I grew up absorbing the stereotypes about the Chinese people. The main take away I have from my first week here is that people are all different, but in so many ways, we are all the same. The culture, the language, and many aspects of life are different here, but it isn’t so different that I can’t understand it. People here just want to get by, to be happy, and to live in peace, just like back home.

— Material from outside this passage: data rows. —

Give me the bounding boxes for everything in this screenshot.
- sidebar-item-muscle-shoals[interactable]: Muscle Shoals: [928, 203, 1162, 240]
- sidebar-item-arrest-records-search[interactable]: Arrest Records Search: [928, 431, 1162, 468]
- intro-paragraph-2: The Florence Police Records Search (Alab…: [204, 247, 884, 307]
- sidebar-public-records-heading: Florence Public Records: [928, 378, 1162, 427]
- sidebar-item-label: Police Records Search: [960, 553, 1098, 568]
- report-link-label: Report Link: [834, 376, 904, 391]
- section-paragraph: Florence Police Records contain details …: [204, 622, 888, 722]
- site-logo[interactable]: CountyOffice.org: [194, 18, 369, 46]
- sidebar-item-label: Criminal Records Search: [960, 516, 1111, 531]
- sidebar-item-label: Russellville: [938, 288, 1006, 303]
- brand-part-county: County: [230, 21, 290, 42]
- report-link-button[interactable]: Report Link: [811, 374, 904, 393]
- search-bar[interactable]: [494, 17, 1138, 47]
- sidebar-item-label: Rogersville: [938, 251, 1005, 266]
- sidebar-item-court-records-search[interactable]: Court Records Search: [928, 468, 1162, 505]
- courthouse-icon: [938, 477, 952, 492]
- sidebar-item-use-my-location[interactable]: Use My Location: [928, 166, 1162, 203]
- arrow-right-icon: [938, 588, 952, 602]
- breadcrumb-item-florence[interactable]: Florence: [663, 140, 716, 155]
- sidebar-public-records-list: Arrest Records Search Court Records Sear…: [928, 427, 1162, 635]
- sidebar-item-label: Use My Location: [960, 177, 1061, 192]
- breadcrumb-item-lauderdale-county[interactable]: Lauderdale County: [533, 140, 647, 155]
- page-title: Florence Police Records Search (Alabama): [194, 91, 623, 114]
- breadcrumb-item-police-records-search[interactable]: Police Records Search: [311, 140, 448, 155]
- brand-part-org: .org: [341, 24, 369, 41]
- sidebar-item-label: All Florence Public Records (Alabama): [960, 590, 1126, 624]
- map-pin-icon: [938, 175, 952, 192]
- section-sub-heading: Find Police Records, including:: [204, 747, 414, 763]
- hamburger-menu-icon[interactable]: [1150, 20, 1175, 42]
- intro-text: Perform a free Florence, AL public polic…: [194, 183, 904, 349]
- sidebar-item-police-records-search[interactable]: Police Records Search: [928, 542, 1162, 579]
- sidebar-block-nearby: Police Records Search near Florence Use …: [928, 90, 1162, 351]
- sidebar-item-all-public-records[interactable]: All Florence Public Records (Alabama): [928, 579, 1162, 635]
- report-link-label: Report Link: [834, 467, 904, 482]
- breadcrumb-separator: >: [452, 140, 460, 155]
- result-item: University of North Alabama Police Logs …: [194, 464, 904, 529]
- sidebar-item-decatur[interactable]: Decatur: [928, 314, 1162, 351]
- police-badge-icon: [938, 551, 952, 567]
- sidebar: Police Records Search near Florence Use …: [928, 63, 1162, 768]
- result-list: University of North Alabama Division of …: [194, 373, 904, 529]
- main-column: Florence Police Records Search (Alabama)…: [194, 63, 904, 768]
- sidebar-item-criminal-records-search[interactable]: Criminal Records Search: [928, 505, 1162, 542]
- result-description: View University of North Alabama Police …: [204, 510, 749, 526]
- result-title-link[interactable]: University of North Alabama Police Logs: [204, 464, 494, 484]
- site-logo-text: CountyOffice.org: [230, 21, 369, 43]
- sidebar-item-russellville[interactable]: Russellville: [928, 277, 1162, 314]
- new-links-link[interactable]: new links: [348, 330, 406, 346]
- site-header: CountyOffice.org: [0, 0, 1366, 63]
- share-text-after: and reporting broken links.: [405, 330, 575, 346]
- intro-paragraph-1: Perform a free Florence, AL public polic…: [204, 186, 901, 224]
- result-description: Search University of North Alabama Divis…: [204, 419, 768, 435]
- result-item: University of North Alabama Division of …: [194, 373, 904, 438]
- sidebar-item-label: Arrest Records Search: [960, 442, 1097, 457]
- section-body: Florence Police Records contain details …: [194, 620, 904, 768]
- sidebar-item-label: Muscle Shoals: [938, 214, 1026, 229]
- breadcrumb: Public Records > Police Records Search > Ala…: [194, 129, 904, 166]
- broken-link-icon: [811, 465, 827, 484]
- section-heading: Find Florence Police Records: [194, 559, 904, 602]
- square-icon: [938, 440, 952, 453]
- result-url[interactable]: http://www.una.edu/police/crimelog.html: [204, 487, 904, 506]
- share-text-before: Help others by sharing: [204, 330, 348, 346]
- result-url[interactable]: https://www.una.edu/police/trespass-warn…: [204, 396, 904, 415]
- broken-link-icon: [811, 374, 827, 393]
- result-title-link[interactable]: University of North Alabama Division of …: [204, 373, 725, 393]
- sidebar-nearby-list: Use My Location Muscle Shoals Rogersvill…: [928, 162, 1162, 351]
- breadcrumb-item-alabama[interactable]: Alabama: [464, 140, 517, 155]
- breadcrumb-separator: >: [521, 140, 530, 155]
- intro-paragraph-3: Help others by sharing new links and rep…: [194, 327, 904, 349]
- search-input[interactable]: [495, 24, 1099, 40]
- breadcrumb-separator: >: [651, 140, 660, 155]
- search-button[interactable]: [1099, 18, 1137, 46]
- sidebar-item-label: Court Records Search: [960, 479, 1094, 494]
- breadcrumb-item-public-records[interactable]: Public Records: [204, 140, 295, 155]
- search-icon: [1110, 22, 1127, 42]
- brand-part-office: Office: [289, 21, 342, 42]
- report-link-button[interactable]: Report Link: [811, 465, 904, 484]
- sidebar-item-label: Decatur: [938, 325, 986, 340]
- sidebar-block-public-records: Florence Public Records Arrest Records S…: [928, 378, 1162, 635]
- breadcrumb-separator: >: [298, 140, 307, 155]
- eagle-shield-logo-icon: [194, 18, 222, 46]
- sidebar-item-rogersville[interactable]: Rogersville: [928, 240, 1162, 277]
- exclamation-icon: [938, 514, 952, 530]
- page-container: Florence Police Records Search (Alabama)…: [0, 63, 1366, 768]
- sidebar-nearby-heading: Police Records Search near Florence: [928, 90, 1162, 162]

Everyone likes to say that they’re progressively moving in this direction of universal understanding, but we still live in a world that tries ceaselessly to oversimplify anyone and everything different with labels. Everything people have told me about Chinese people before coming here is wrong. Everywhere I go, people try to help me if I need it (even if they don’t understand me). There are differences in Chinese culture, and yeah, I make a lot of mistakes and embarrass myself, but this idea that Chinese people are cold and lacking in individuality can’t be carelessly assigned to a massive segment of the world’s population. Living in Beijing is in many ways similar to living at home, except that public transportation is awesome, public safety is great, and food is cheap (among many other differences/similarities, of course). 
I have so much more to learn about China and I am beyond excited that I decided to do this. I can’t wait to find an apartment, get started with my job, and be able to write intelligently on what it’s really like to life here in China.
It turns out, I am the kind of person who just decides to move across the world. Who knew?